Base Trainer Class¶
The abstract Trainer base class provides the core functionality for all trainers in FENN. It is not meant to be used directly—instead, use one of the specialized trainer classes:
Overview¶
The base Trainer class handles:
- Device management and model setup
- Checkpoint configuration and loading
- Early stopping logic
- Training state management
- Model summary logging
Core Methods¶
fit()¶
Executes the complete training cycle. Implemented by concrete trainer classes.
def fit(
train_loader: DataLoader,
epochs: int,
val_loader: Optional[DataLoader] = None,
val_epochs: int = 1
) -> None:
"""Train the model with optional validation and early stopping.
Args:
train_loader: DataLoader for training data
epochs: Total number of epochs to train for
val_loader: DataLoader for validation data (optional)
val_epochs: How often to evaluate on validation set (in epochs)
"""
predict()¶
Performs inference on a dataset or batch. Implemented by concrete trainer classes.

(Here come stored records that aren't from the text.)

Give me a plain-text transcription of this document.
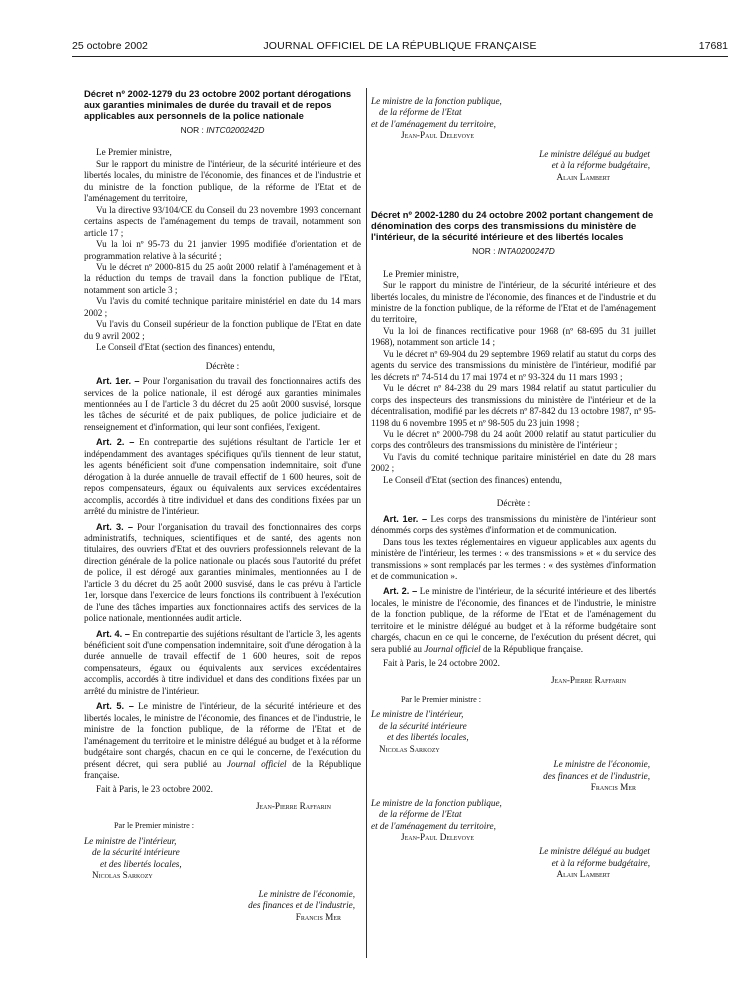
25 octobre 2002	JOURNAL OFFICIEL DE LA RÉPUBLIQUE FRANÇAISE	17681

Décret nº 2002-1279 du 23 octobre 2002 portant dérogations aux garanties minimales de durée du travail et de repos applicables aux personnels de la police nationale

NOR : INTC0200242D

Le Premier ministre,

Sur le rapport du ministre de l'intérieur, de la sécurité intérieure et des libertés locales, du ministre de l'économie, des finances et de l'industrie et du ministre de la fonction publique, de la réforme de l'Etat et de l'aménagement du territoire,

Vu la directive 93/104/CE du Conseil du 23 novembre 1993 concernant certains aspects de l'aménagement du temps de travail, notamment son article 17 ;

Vu la loi nº 95-73 du 21 janvier 1995 modifiée d'orientation et de programmation relative à la sécurité ;

Vu le décret nº 2000-815 du 25 août 2000 relatif à l'aménagement et à la réduction du temps de travail dans la fonction publique de l'Etat, notamment son article 3 ;

Vu l'avis du comité technique paritaire ministériel en date du 14 mars 2002 ;

Vu l'avis du Conseil supérieur de la fonction publique de l'Etat en date du 9 avril 2002 ;

Le Conseil d'Etat (section des finances) entendu,

Décrète :

Art. 1er. – Pour l'organisation du travail des fonctionnaires actifs des services de la police nationale, il est dérogé aux garanties minimales mentionnées au I de l'article 3 du décret du 25 août 2000 susvisé, lorsque les tâches de sécurité et de paix publiques, de police judiciaire et de renseignement et d'information, qui leur sont confiées, l'exigent.

Art. 2. – En contrepartie des sujétions résultant de l'article 1er et indépendamment des avantages spécifiques qu'ils tiennent de leur statut, les agents bénéficient soit d'une compensation indemnitaire, soit d'une dérogation à la durée annuelle de travail effectif de 1 600 heures, soit de repos compensateurs, égaux ou équivalents aux services excédentaires accomplis, accordés à titre individuel et dans des conditions fixées par un arrêté du ministre de l'intérieur.

Art. 3. – Pour l'organisation du travail des fonctionnaires des corps administratifs, techniques, scientifiques et de santé, des agents non titulaires, des ouvriers d'Etat et des ouvriers professionnels relevant de la direction générale de la police nationale ou placés sous l'autorité du préfet de police, il est dérogé aux garanties minimales, mentionnées au I de l'article 3 du décret du 25 août 2000 susvisé, dans le cas prévu à l'article 1er, lorsque dans l'exercice de leurs fonctions ils contribuent à l'exécution de l'une des tâches imparties aux fonctionnaires actifs des services de la police nationale, mentionnées audit article.

Art. 4. – En contrepartie des sujétions résultant de l'article 3, les agents bénéficient soit d'une compensation indemnitaire, soit d'une dérogation à la durée annuelle de travail effectif de 1 600 heures, soit de repos compensateurs, égaux ou équivalents aux services excédentaires accomplis, accordés à titre individuel et dans des conditions fixées par un arrêté du ministre de l'intérieur.

Art. 5. – Le ministre de l'intérieur, de la sécurité intérieure et des libertés locales, le ministre de l'économie, des finances et de l'industrie, le ministre de la fonction publique, de la réforme de l'Etat et de l'aménagement du territoire et le ministre délégué au budget et à la réforme budgétaire sont chargés, chacun en ce qui le concerne, de l'exécution du présent décret, qui sera publié au Journal officiel de la République française.

Fait à Paris, le 23 octobre 2002.

Jean-Pierre Raffarin

Par le Premier ministre :

Le ministre de l'intérieur,
de la sécurité intérieure
et des libertés locales,
Nicolas Sarkozy
Le ministre de l'économie,
des finances et de l'industrie,
Francis Mer
Le ministre de la fonction publique,
de la réforme de l'Etat
et de l'aménagement du territoire,
Jean-Paul Delevoye
Le ministre délégué au budget
et à la réforme budgétaire,
Alain Lambert

Décret nº 2002-1280 du 24 octobre 2002 portant changement de dénomination des corps des transmissions du ministère de l'intérieur, de la sécurité intérieure et des libertés locales

NOR : INTA0200247D

Le Premier ministre,

Sur le rapport du ministre de l'intérieur, de la sécurité intérieure et des libertés locales, du ministre de l'économie, des finances et de l'industrie et du ministre de la fonction publique, de la réforme de l'Etat et de l'aménagement du territoire,

Vu la loi de finances rectificative pour 1968 (nº 68-695 du 31 juillet 1968), notamment son article 14 ;

Vu le décret nº 69-904 du 29 septembre 1969 relatif au statut du corps des agents du service des transmissions du ministère de l'intérieur, modifié par les décrets nº 74-514 du 17 mai 1974 et nº 93-324 du 11 mars 1993 ;

Vu le décret nº 84-238 du 29 mars 1984 relatif au statut particulier du corps des inspecteurs des transmissions du ministère de l'intérieur et de la décentralisation, modifié par les décrets nº 87-842 du 13 octobre 1987, nº 95-1198 du 6 novembre 1995 et nº 98-505 du 23 juin 1998 ;

Vu le décret nº 2000-798 du 24 août 2000 relatif au statut particulier du corps des contrôleurs des transmissions du ministère de l'intérieur ;

Vu l'avis du comité technique paritaire ministériel en date du 28 mars 2002 ;

Le Conseil d'Etat (section des finances) entendu,

Décrète :

Art. 1er. – Les corps des transmissions du ministère de l'intérieur sont dénommés corps des systèmes d'information et de communication.

Dans tous les textes réglementaires en vigueur applicables aux agents du ministère de l'intérieur, les termes : « des transmissions » et « du service des transmissions » sont remplacés par les termes : « des systèmes d'information et de communication ».

Art. 2. – Le ministre de l'intérieur, de la sécurité intérieure et des libertés locales, le ministre de l'économie, des finances et de l'industrie, le ministre de la fonction publique, de la réforme de l'Etat et de l'aménagement du territoire et le ministre délégué au budget et à la réforme budgétaire sont chargés, chacun en ce qui le concerne, de l'exécution du présent décret, qui sera publié au Journal officiel de la République française.

Fait à Paris, le 24 octobre 2002.

Jean-Pierre Raffarin

Par le Premier ministre :

Le ministre de l'intérieur,
de la sécurité intérieure
et des libertés locales,
Nicolas Sarkozy
Le ministre de l'économie,
des finances et de l'industrie,
Francis Mer
Le ministre de la fonction publique,
de la réforme de l'Etat
et de l'aménagement du territoire,
Jean-Paul Delevoye
Le ministre délégué au budget
et à la réforme budgétaire,
Alain Lambert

def predict(dataloader_or_batch: Union[DataLoader, torch.Tensor]):
"""Predicts the output of the model for a given dataloader or batch.
Args:
dataloader_or_batch: A DataLoader or a torch tensor.
Returns:
list: A list of predictions.
"""
Life Cycle¶
- Initialization: Model is moved to device, checkpoint config is setup, early stopping is configured
- Training:
fit()trains the model for specified epochs - Checkpointing: Checkpoints are saved according to configuration
- Prediction:
predict()can be called on trained models - Resuming: Use
load_checkpoint()methods to resume from saved states
Internal State Management¶
The trainer maintains a TrainingState object that tracks:
- Current epoch
- Training loss per epoch
- Validation loss per epoch
- Model and optimizer states
- Best validation parameters
- Metrics (accuracy, F1, etc.)
This state is automatically saved to checkpoints and restored when loading.
Checkpoint Methods¶
All trainers inherit checkpoint management methods:
def load_checkpoint(checkpoint_path: Union[str, Path]):
"""Load a checkpoint from a given path."""
def load_checkpoint_at_epoch(epoch: int):
"""Load the checkpoint at the given epoch."""
def load_best_checkpoint():
"""Load the best checkpoint."""
See Checkpoint Management for detailed usage.
Device Management¶
# Model is automatically moved to device during initialization
trainer = ClassificationTrainer(
model=model,
loss_fn=loss_fn,
optim=optimizer,
num_classes=10,
device="cuda" # or "cpu", "mps"
)
The trainer automatically: - Moves the model to the specified device - Moves batches to the device during training - Handles variable batch shapes
Early Stopping¶
Configure early stopping via early_stopping_patience:
trainer = ClassificationTrainer(
model=model,
loss_fn=loss_fn,
optim=optimizer,
num_classes=10,
early_stopping_patience=5 # Stop after 5 epochs without improvement
)
See Advanced Features for detailed early stopping behavior.